For years, Angola depended heavily on frozen chicken imports from the US, Brazil, and the EU to meet domestic demand. Now, foreign exchange limits, high logistics costs, and efforts to save hard currency have spurred local investments.
Angola’s chicken meat sector shows steady progress in 2026, driven by rising domestic production and stable demand. Poultry farming plays a key role in Angola’s food security, and 2026 production is expected to increase 9% to 60,000 mt, while consumption rises 5%.
Challenges persist, including poor infrastructure, scarce feed, and bans on genetically engineered (GE) imports due to no national biosafety law. Angola imports costly non-GE grains and oilseeds from afar, raising expenses for small rural farms and operations reliant on spent hens.
Long-term, growing output could reduce imports and open doors to regional exports.
As noted, consumption in Angola has risen 5%, fueled by population growth and better purchasing power. It is interesting to note that Angola’s minimum wage increased from 70,000 to 100,000 kwanzas (US$77 to US$110) in September 2025, while inflation dropped from 31% in August 2024 to 19% by July 2025, thanks to tight monetary policy and stable currency.

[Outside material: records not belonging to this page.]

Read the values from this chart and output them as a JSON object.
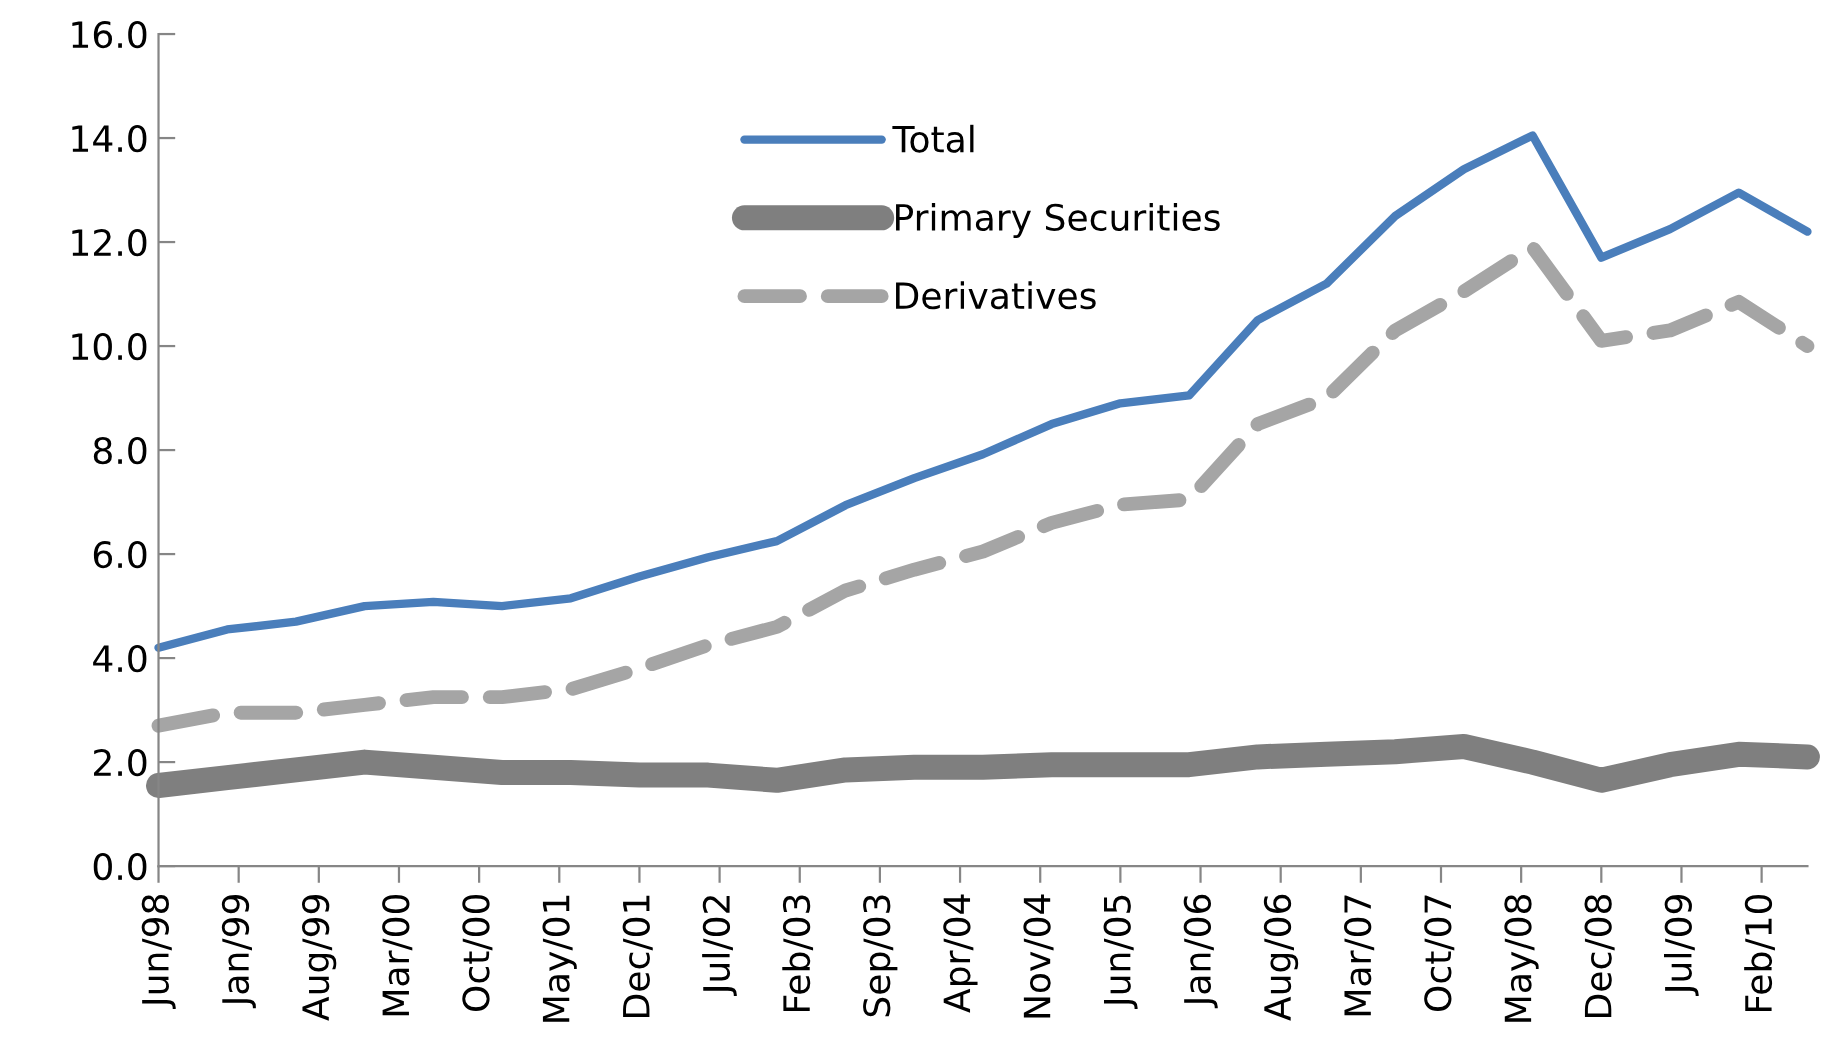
{
  "chart_data": {
    "type": "line",
    "x": [
      "1998-06",
      "1998-12",
      "1999-06",
      "1999-12",
      "2000-06",
      "2000-12",
      "2001-06",
      "2001-12",
      "2002-06",
      "2002-12",
      "2003-06",
      "2003-12",
      "2004-06",
      "2004-12",
      "2005-06",
      "2005-12",
      "2006-06",
      "2006-12",
      "2007-06",
      "2007-12",
      "2008-06",
      "2008-12",
      "2009-06",
      "2009-12",
      "2010-06"
    ],
    "series": [
      {
        "name": "Total",
        "color": "#4a7ebb",
        "line_style": "solid",
        "values": [
          4.2,
          4.55,
          4.7,
          5.0,
          5.08,
          5.0,
          5.15,
          5.57,
          5.94,
          6.25,
          6.94,
          7.46,
          7.92,
          8.5,
          8.9,
          9.05,
          10.5,
          11.2,
          12.5,
          13.4,
          14.05,
          11.7,
          12.25,
          12.95,
          12.2
        ]
      },
      {
        "name": "Primary Securities",
        "color": "#7f7f7f",
        "line_style": "solid",
        "values": [
          1.55,
          1.7,
          1.85,
          2.0,
          1.9,
          1.8,
          1.8,
          1.75,
          1.75,
          1.65,
          1.85,
          1.9,
          1.9,
          1.95,
          1.95,
          1.95,
          2.1,
          2.15,
          2.2,
          2.3,
          2.0,
          1.65,
          1.95,
          2.15,
          2.1
        ]
      },
      {
        "name": "Derivatives",
        "color": "#a5a5a5",
        "line_style": "dashed",
        "values": [
          2.7,
          2.95,
          2.95,
          3.1,
          3.25,
          3.25,
          3.4,
          3.8,
          4.25,
          4.6,
          5.3,
          5.7,
          6.05,
          6.6,
          6.95,
          7.05,
          8.5,
          9.0,
          10.3,
          11.05,
          11.9,
          10.1,
          10.3,
          10.85,
          10.0
        ]
      }
    ],
    "xlim": [
      "1998-06",
      "2010-06"
    ],
    "xticks": [
      {
        "value": "1998-06",
        "label": "Jun/98"
      },
      {
        "value": "1999-01",
        "label": "Jan/99"
      },
      {
        "value": "1999-08",
        "label": "Aug/99"
      },
      {
        "value": "2000-03",
        "label": "Mar/00"
      },
      {
        "value": "2000-10",
        "label": "Oct/00"
      },
      {
        "value": "2001-05",
        "label": "May/01"
      },
      {
        "value": "2001-12",
        "label": "Dec/01"
      },
      {
        "value": "2002-07",
        "label": "Jul/02"
      },
      {
        "value": "2003-02",
        "label": "Feb/03"
      },
      {
        "value": "2003-09",
        "label": "Sep/03"
      },
      {
        "value": "2004-04",
        "label": "Apr/04"
      },
      {
        "value": "2004-11",
        "label": "Nov/04"
      },
      {
        "value": "2005-06",
        "label": "Jun/05"
      },
      {
        "value": "2006-01",
        "label": "Jan/06"
      },
      {
        "value": "2006-08",
        "label": "Aug/06"
      },
      {
        "value": "2007-03",
        "label": "Mar/07"
      },
      {
        "value": "2007-10",
        "label": "Oct/07"
      },
      {
        "value": "2008-05",
        "label": "May/08"
      },
      {
        "value": "2008-12",
        "label": "Dec/08"
      },
      {
        "value": "2009-07",
        "label": "Jul/09"
      },
      {
        "value": "2010-02",
        "label": "Feb/10"
      }
    ],
    "ylim": [
      0,
      16
    ],
    "yticks": [
      {
        "value": 0,
        "label": "0.0"
      },
      {
        "value": 2,
        "label": "2.0"
      },
      {
        "value": 4,
        "label": "4.0"
      },
      {
        "value": 6,
        "label": "6.0"
      },
      {
        "value": 8,
        "label": "8.0"
      },
      {
        "value": 10,
        "label": "10.0"
      },
      {
        "value": 12,
        "label": "12.0"
      },
      {
        "value": 14,
        "label": "14.0"
      },
      {
        "value": 16,
        "label": "16.0"
      }
    ],
    "grid": false,
    "legend": "top",
    "marker": "none"
  }
}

These factors boost purchasing power, especially for informal workers who make up most of the population. Angolans tend to favour US chicken leg quarters, which dominate imports.
Imports are set to grow modestly by 4% to 270,000 mt, up from 260,000 mt in 2025, as currency pressures ease.
Imports hit over 258,000 mt in 2024 and forecast 270,000 mt in 2026. Easing forex access and steady demand support this, though trade financing limits surges. Supplier dynamics have shifted notably: Brazil has increased its 2025 exports by 29% year-over-year, strengthening its market share, while US exports dropped 25%.
Angola exports no poultry due to unmet domestic needs but aims to build capacity for future sales.